Fausto Cuoghi è l’autore de “La speranza ha i colori dell’arcobaleno. La pandemia nei racconti di uomini e donne con i capelli bianchi”, una raccolta di esperienze del mondo degli anziani durante la pandemia. I 49 protagonisti sono donne e uomini emiliano-romagnoli over 65. Alcuni con un passato di impegno politico, altri no. Molti con un presente da nonni, nessuno in struttura. Cuoghi ha raccolto le loro storie, scritte d’impeto, senza alcuna modifica. Ci sono ripetizioni, parole libere. Come se il lettore avesse l’impressione di trovarsi di fronte, in diretta, a quel narratore, impegnato in riflessioni a ruota libera. Per esempio, ha scelto di mantenere la ‘C’ maiuscola con cui tutti gli anziani scrivevano ‘Coronavirus’ che, in quanto nome comune, dovrebbe essere scritta con la minuscola, perché dalle narrazioni emerge che nella scelta della maiuscola ha pesato la volontà di enfatizzare il nome del morbo per evidenziarne l’entità e l’importanza per la salute. Non solo: rappresenta il distanziamento, il ‘Lei’, anziché il ‘tu’. Da qui la scoperta che l’uso della maiuscola sancisce, più o meno consapevolmente, l’importanza nefasta del significato, una sorta di torre da cui il virus spicca il volo per entrare nel corpo da porte di accesso rivelatesi fragili e scarsamente difese.
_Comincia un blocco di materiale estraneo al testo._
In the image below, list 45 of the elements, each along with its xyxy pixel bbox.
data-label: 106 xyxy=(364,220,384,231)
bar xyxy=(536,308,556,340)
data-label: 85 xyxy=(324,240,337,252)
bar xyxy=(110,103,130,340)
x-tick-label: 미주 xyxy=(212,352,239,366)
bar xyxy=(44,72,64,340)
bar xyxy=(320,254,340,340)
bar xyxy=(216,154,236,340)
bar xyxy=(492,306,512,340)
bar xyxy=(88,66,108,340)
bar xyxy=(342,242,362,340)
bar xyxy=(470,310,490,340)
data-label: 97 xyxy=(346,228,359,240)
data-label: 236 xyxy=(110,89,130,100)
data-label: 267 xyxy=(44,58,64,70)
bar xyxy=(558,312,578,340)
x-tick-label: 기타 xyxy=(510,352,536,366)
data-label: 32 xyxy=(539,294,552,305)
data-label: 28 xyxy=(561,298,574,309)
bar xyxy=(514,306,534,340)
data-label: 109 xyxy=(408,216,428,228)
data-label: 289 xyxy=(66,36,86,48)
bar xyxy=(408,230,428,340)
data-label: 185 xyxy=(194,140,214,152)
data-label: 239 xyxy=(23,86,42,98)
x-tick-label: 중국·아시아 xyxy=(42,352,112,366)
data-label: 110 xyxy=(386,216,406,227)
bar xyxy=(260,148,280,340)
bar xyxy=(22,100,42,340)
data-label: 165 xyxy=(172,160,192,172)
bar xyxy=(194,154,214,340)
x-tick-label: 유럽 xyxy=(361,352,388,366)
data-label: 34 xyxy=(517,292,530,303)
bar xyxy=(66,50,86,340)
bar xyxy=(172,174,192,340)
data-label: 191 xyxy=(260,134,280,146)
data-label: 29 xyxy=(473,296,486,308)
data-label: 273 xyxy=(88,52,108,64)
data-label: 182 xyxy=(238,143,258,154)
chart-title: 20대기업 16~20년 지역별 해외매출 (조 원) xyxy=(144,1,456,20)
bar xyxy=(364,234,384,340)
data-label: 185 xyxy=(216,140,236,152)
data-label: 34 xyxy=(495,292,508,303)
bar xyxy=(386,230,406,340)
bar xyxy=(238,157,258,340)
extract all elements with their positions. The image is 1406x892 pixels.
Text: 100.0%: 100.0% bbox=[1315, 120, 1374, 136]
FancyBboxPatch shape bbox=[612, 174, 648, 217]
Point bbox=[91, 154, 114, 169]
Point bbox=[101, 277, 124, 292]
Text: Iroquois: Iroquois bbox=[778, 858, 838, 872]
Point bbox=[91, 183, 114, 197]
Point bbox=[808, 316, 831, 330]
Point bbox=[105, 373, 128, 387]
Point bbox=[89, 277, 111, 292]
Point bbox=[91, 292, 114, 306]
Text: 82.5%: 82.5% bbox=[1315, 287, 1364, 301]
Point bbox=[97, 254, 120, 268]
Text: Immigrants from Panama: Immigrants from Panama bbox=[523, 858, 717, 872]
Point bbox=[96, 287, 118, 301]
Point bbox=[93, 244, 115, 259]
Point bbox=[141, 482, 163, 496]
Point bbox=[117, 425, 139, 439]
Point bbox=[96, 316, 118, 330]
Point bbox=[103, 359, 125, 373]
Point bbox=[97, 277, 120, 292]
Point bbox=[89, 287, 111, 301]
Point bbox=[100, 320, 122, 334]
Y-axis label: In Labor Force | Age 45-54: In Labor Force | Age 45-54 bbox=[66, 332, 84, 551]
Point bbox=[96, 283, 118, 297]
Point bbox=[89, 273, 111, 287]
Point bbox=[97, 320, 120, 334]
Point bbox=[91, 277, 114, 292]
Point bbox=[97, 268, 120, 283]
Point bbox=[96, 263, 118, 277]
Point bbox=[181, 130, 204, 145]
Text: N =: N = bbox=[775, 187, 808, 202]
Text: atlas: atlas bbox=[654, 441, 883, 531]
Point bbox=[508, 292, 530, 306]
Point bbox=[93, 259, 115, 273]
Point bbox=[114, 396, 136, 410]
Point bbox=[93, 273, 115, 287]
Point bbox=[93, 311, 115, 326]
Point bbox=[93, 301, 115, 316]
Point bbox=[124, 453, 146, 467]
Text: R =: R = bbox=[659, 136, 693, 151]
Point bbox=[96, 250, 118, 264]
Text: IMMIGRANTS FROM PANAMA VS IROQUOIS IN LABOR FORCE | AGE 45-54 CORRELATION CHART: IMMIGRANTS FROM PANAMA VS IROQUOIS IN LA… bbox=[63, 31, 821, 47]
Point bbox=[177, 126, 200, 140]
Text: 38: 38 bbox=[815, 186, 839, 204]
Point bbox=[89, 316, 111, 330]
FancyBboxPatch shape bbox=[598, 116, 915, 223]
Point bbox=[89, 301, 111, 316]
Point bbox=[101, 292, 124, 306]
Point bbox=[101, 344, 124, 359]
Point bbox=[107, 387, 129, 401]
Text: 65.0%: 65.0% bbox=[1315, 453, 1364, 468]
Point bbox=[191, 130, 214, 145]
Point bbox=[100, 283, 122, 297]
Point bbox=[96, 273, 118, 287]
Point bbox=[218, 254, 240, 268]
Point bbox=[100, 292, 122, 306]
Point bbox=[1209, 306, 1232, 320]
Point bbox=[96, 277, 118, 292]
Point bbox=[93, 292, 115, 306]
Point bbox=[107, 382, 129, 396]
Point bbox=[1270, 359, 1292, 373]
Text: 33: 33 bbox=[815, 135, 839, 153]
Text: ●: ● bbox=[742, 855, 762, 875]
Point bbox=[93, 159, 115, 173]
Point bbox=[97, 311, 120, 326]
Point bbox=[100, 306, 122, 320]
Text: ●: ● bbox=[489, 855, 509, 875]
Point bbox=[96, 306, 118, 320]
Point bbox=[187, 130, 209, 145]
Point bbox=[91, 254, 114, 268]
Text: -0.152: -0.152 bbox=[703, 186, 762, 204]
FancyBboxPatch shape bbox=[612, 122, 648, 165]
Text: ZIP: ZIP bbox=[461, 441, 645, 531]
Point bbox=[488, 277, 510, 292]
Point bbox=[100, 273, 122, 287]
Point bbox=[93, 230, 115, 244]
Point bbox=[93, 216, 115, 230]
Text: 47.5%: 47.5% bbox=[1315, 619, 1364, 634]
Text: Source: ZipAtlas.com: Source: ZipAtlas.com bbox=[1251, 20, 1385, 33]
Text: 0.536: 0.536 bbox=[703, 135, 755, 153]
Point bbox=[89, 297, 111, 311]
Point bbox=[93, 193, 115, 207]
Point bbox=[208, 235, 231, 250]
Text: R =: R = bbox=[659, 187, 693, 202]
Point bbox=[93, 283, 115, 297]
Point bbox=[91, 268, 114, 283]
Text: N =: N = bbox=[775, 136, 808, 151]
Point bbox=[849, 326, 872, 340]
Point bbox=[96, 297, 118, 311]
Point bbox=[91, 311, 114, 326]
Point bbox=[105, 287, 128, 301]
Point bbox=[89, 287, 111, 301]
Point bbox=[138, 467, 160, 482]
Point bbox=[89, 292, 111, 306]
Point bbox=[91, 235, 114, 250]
Dai racconti degli anziani emerge preoccupazione, alimentata anche dal continuo insistere dei media e dell’opinione pubblica sul loro essere ‘categoria più colpita’, ‘categoria più a rischio’. C’è chi racconta la propria esperienza da positivo ricoverato in ospedale, il giorno in cui il coetaneo vicino letto è stato coperto da un lenzuolo bianco. C’è chi scrive delle difficoltà a vivere con tante restrizioni alle libertà, c’è chi si trova spaesato senza la routine, fatta di due chiacchiera al bar, un salto in edicola, il giornale rigorosamente di carta da sfogliare. L’invito a rimanere a casa ha inevitabilmente avuto come conseguenza un inasprimento dell’isolamento sociale. Ma, se volessimo fare una classifica, sicuramente il tema più ricorrente è il non poter giocare con i nipoti.
“I racconti, conclude l’Autore, confermano che per chiudere questo capitolo, occorre ridare fiducia alla gente. È il momento di abbandonare l’individualismo e ricostruire legami di comunità, magari partendo dai nostri vicini di casa che sono uguali a noi e, come scrive uno dei 49 autori, ‘non hanno tre nasi e i tentacoli’. Emerge un quadro di persone anziane per nulla rassegnate, convinte che alla fine di una strada buia tornerà a splendere l’arcobaleno. Perciò, ben venga la ripartenza economica, ma l’invito è a pensare anche a quella sociale e culturale”.